This is not really an answer to your question but shows you another route.
First some basics.
Let $\langle\Omega,\mathcal{A},\mathsf{P}\rangle$ denote the probability
measure space on which random variable $X$ is defined.
Then $X:\Omega\to\mathbb{R}$ is a measurable function in the meaning
that $X^{-1}\left(B\right)\in\mathcal{A}$ for every $B\in\mathcal{B}$
where $\mathcal{B}$ denotes the $\sigma$-algebra of Borelsets on
$\mathbb{R}$.
Here $X^{-1}\left(B\right)=\left\{ \omega\in\Omega\mid X\left(\omega\right)\in B\right\} $
and this set is also denoted by $\left\{ X\in B\right\} $ and $\mathsf{P}\left(\left\{ X\in B\right\} \right)$
is abbreviated by $\mathsf{P}\left(X\in B\right)$.
Further $X$ induces a probability measure $\mathsf{P}_{X}$ on $\mathcal{B}$
which is prescribed by $B\mapsto\mathsf{P}\left(X\in B\right)=\mathsf{P}\left(X^{-1}\left(B\right)\right)$.
This together results in a probability measure space $\langle\mathbb{R},\mathcal{B},\mathsf{P}_{X}\rangle$.
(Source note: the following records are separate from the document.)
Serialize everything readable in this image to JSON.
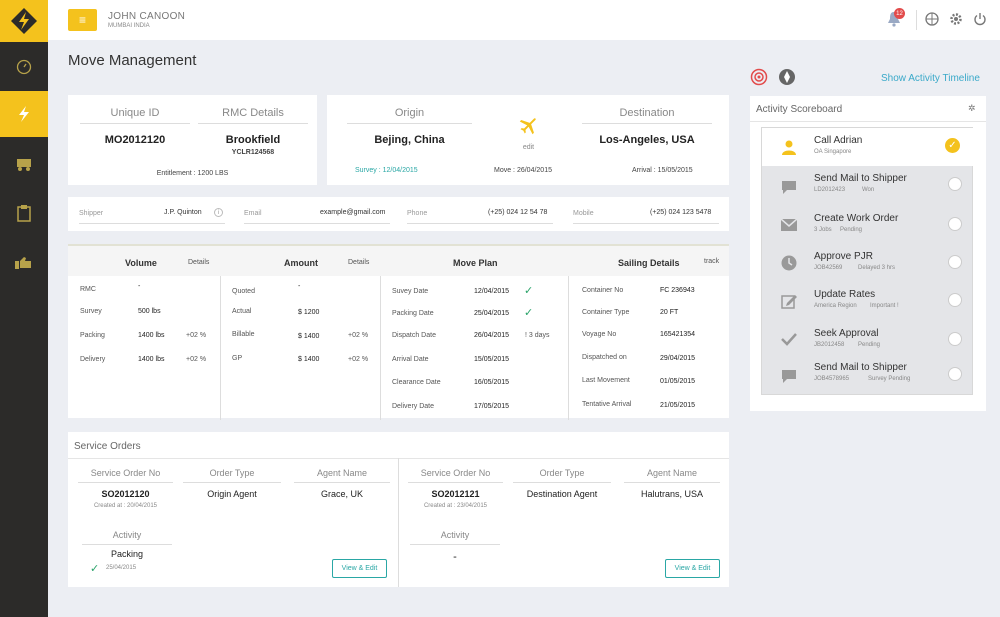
{
  "topbar": {
    "user_name": "JOHN CANOON",
    "user_location": "MUMBAI INDIA",
    "notification_count": "12"
  },
  "page": {
    "title": "Move Management"
  },
  "summary": {
    "unique_id_label": "Unique ID",
    "unique_id": "MO2012120",
    "rmc_label": "RMC Details",
    "rmc_name": "Brookfield",
    "rmc_code": "YCLR124568",
    "entitlement": "Entitlement : 1200 LBS"
  },
  "route": {
    "origin_label": "Origin",
    "origin": "Bejing, China",
    "destination_label": "Destination",
    "destination": "Los-Angeles, USA",
    "edit_label": "edit",
    "survey": "Survey : 12/04/2015",
    "move": "Move : 26/04/2015",
    "arrival": "Arrival : 15/05/2015"
  },
  "contact": {
    "shipper_label": "Shipper",
    "shipper": "J.P. Quinton",
    "email_label": "Email",
    "email": "example@gmail.com",
    "phone_label": "Phone",
    "phone": "(+25) 024 12 54 78",
    "mobile_label": "Mobile",
    "mobile": "(+25) 024 123 5478"
  },
  "volume": {
    "title": "Volume",
    "link": "Details",
    "rows": [
      {
        "label": "RMC",
        "value": "-",
        "delta": ""
      },
      {
        "label": "Survey",
        "value": "500 lbs",
        "delta": ""
      },
      {
        "label": "Packing",
        "value": "1400 lbs",
        "delta": "+02 %"
      },
      {
        "label": "Delivery",
        "value": "1400 lbs",
        "delta": "+02 %"
      }
    ]
  },
  "amount": {
    "title": "Amount",
    "link": "Details",
    "rows": [
      {
        "label": "Quoted",
        "value": "-",
        "delta": ""
      },
      {
        "label": "Actual",
        "value": "$ 1200",
        "delta": ""
      },
      {
        "label": "Billable",
        "value": "$ 1400",
        "delta": "+02 %"
      },
      {
        "label": "GP",
        "value": "$ 1400",
        "delta": "+02 %"
      }
    ]
  },
  "move_plan": {
    "title": "Move Plan",
    "rows": [
      {
        "label": "Suvey Date",
        "value": "12/04/2015",
        "status": "done"
      },
      {
        "label": "Packing Date",
        "value": "25/04/2015",
        "status": "done"
      },
      {
        "label": "Dispatch Date",
        "value": "26/04/2015",
        "status": "! 3 days"
      },
      {
        "label": "Arrival Date",
        "value": "15/05/2015",
        "status": ""
      },
      {
        "label": "Clearance Date",
        "value": "16/05/2015",
        "status": ""
      },
      {
        "label": "Delivery Date",
        "value": "17/05/2015",
        "status": ""
      }
    ]
  },
  "sailing": {
    "title": "Sailing Details",
    "link": "track",
    "rows": [
      {
        "label": "Container No",
        "value": "FC 236943"
      },
      {
        "label": "Container Type",
        "value": "20 FT"
      },
      {
        "label": "Voyage No",
        "value": "165421354"
      },
      {
        "label": "Dispatched on",
        "value": "29/04/2015"
      },
      {
        "label": "Last Movement",
        "value": "01/05/2015"
      },
      {
        "label": "Tentative Arrival",
        "value": "21/05/2015"
      }
    ]
  },
  "service_orders": {
    "title": "Service Orders",
    "col_no": "Service Order No",
    "col_type": "Order Type",
    "col_agent": "Agent Name",
    "col_activity": "Activity",
    "view_edit": "View & Edit",
    "orders": [
      {
        "no": "SO2012120",
        "created": "Created at : 20/04/2015",
        "type": "Origin Agent",
        "agent": "Grace, UK",
        "activity": "Packing",
        "activity_date": "25/04/2015"
      },
      {
        "no": "SO2012121",
        "created": "Created at : 23/04/2015",
        "type": "Destination Agent",
        "agent": "Halutrans, USA",
        "activity": "-",
        "activity_date": ""
      }
    ]
  },
  "activity": {
    "timeline_link": "Show Activity Timeline",
    "scoreboard_title": "Activity Scoreboard",
    "items": [
      {
        "title": "Call Adrian",
        "sub": "OA Singapore",
        "tag": "",
        "icon": "user-icon"
      },
      {
        "title": "Send Mail to Shipper",
        "sub": "LD2012423",
        "tag": "Won",
        "icon": "chat-icon"
      },
      {
        "title": "Create Work Order",
        "sub": "3 Jobs",
        "tag": "Pending",
        "icon": "mail-icon"
      },
      {
        "title": "Approve PJR",
        "sub": "JOB42569",
        "tag": "Delayed 3 hrs",
        "icon": "clock-icon"
      },
      {
        "title": "Update Rates",
        "sub": "America Region",
        "tag": "Important !",
        "icon": "edit-icon"
      },
      {
        "title": "Seek Approval",
        "sub": "JB2012458",
        "tag": "Pending",
        "icon": "check-icon"
      },
      {
        "title": "Send Mail to Shipper",
        "sub": "JOB4578965",
        "tag": "Survey Pending",
        "icon": "chat-icon"
      }
    ]
  },
  "colors": {
    "accent": "#f4c21d",
    "sidebar": "#2c2b29",
    "teal": "#2aa7a5",
    "red": "#e24b4b",
    "orange": "#f0a30a"
  }
}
If $X$ is integrable wrt measure $\mathsf{P}$ then it has a so-called
expectation defined like this:
$$\mathsf{E}X=\int X\left(\omega\right)\mathsf{P}\left(d\omega\right)$$
and essential in this context is the equality: $$\int X\left(\omega\right)\mathsf{P}\left(d\omega\right)=\int x\mathsf{P}_{X}\left(dx\right)\tag1$$
The RHS of the equality is mostly written as $\int xdF_{X}\left(x\right)$
where $F_{X}$ is the CDF of $X$ which is completely determining
for $\mathsf{P}_{X}$.
This equality can be proved by first showing that it is valid for
indicator functions.
Note for instance that - if $X=1_{B}$ for some $B\in\mathcal{B}$
- we will find: $F_{X}\left(x\right)=\begin{cases}
0 & \text{if }x<0\\
1-\mathsf{P}\left(B\right) & \text{if }0\leq x<1\\
1 & \text{otherwise}
\end{cases}$
leading to $\int X\left(\omega\right)\mathsf{P}\left(d\omega\right)=\int1_{B}\left(\omega\right)\mathsf{P}\left(d\omega\right)=\mathsf{P}\left(B\right)=\int xdF_{X}\left(x\right)=\int x\mathsf{P}_{X}\left(dx\right)$.
Then it can easily be extended to step functions and finally to integrable functions.
If this is all well captured then the way is open to prove the equality in your question.
Let $\langle\Omega,\mathcal{A},\mathsf{P}\rangle$ denote the probability
measure space on which random variable $X$ is defined.
Let $U:\mathbb{R}\to\mathbb{R}$ be a random variable defined
on probability space $\langle\mathbb{R},\mathcal{B},\mathsf{P}_{X}\rangle$
and let it be integrable.
To emphasize that it is random variable I use capital $U$ instead of $u$.
It induces - as stated above - a probability space $\langle\mathbb{R},\mathcal{B},\left(\mathsf{P}_{X}\right)_{U}\rangle$
and we find easily that: $$\left(\mathsf{P}_{X}\right)_{U}=\mathsf{P}_{U\circ X}$$
by stating that for $B\in\mathcal{B}$ we have: $\left(\mathsf{P}_{X}\right)_{U}\left(B\right)=\mathsf{P}_{X}\left(U^{-1}\left(B\right)\right)=\mathsf{P}\left(X^{-1}\left(U^{-1}\left(B\right)\right)\right)=\mathsf{P}\left(\left(U\circ X\right)^{-1}\left(B\right)\right)=\mathsf{P}_{U\circ X}\left(B\right)$
Based on that we find:
$\int U\left(x\right)F_{X}\left(x\right)=\int U\left(x\right)\mathsf{P}_{X}\left(dx\right)=\int u\mathsf{P}_{U\circ X}\left(du\right)=\int U\circ X\left(\omega\right)\mathsf{P}\left(d\omega\right)=\mathsf{E}\left(U\circ X\right)$
The second equality and third equation are both applications of $(1)$. The second uses that $U$ is a random variable on $\langle\mathbb{R},\mathcal{B},\mathsf{P}_{X}\rangle$ and the third equality uses that $U\circ X$ is a random variable on $\langle\Omega,\mathcal{A},\mathsf{P}\rangle$.